Foot-and-mouth disease is caused by a single virus that is highly contagious and is transmitted through air, manure and milk.

Animals infected with foot-and-mouth disease suffer greatly as the skin on their tongues peel off and their hooves fall apart.

“You must kill them quickly and cleanly,” said VanWie, who assisted with the foot-and-mouth disease outbreak in England in 2001. “Farmers (or ranchers) also suffer - it causes more than animal loss, but also three times the financial losses and sometimes the loss of farmers' lives.”

Sixty-two English farmers committed suicide after the foot-and-mouth disease outbreak in 2001 because they had lost their livelihoods - their livestock - and they didn't know how to feed their families or pay their bills, said VanWie.

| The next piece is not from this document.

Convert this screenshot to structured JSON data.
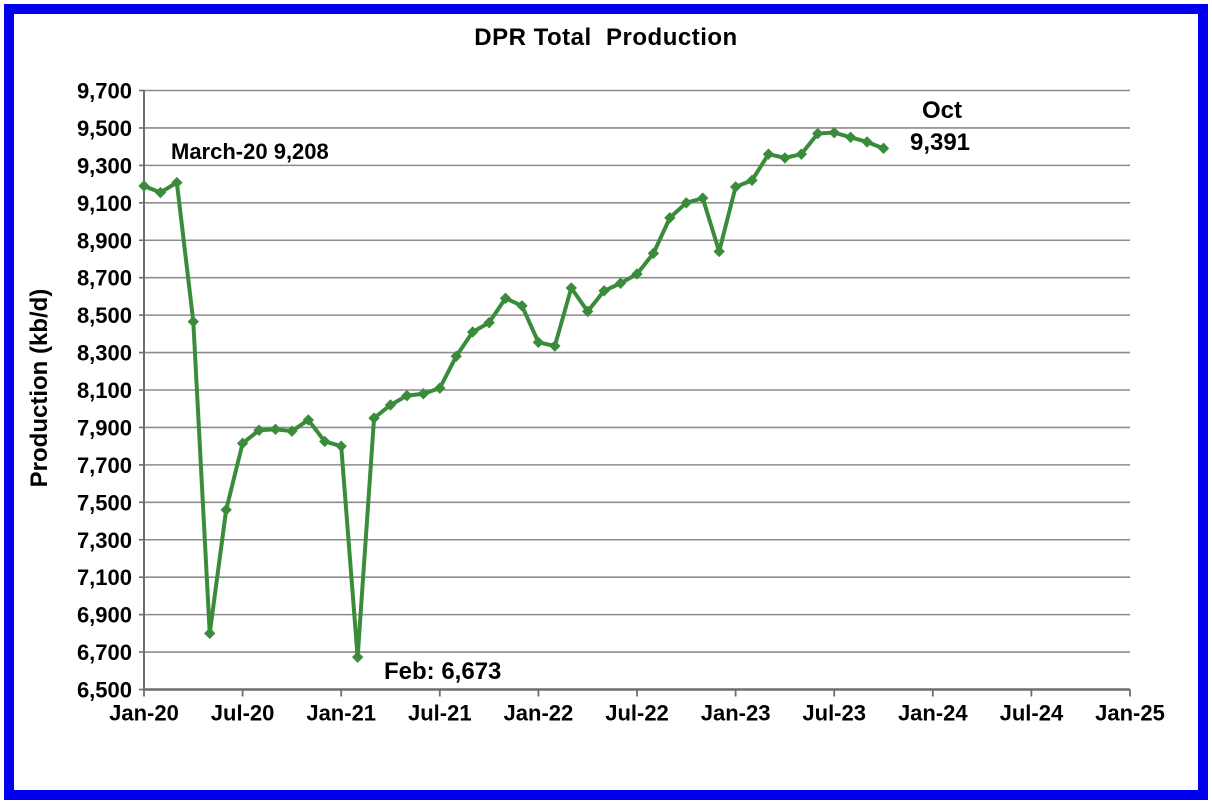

The United Kingdom's foot-and-mouth disease outbreak cost the country an estimated $14.5 billion. Yet, the entire country of England can be fit into a state about the size of Oregon, said VanWie.

Thus, the estimated financial losses would be much greater for the United States. In fact, the University of California Davis did a study on the costs of foot-and-mouth disease response in the United States and found it would cost between $6 and $14 billion in California alone, said Dr. Jose Diez of U.S. Department of Agriculture Animal Plant and Health Inspection Service.

Foot-and-mouth disease is a huge concern for the U.S. livestock industry because of the industry's unique transportation system and the need to depopulate the infected animals within 24 hours of infection, said VanWie. “I could care less about a 48-hour tracking ability - the traceability with the National Animal Identification System is only 40 percent,” he said. “I care more about identifying where the critters are. Hobby farms have to be included in the control area.”

According to Diez, the USDA APHIS foot-and-mouth response plan requires complete depopulation and disposal within 72 hours of identifying the premises of the infected animals.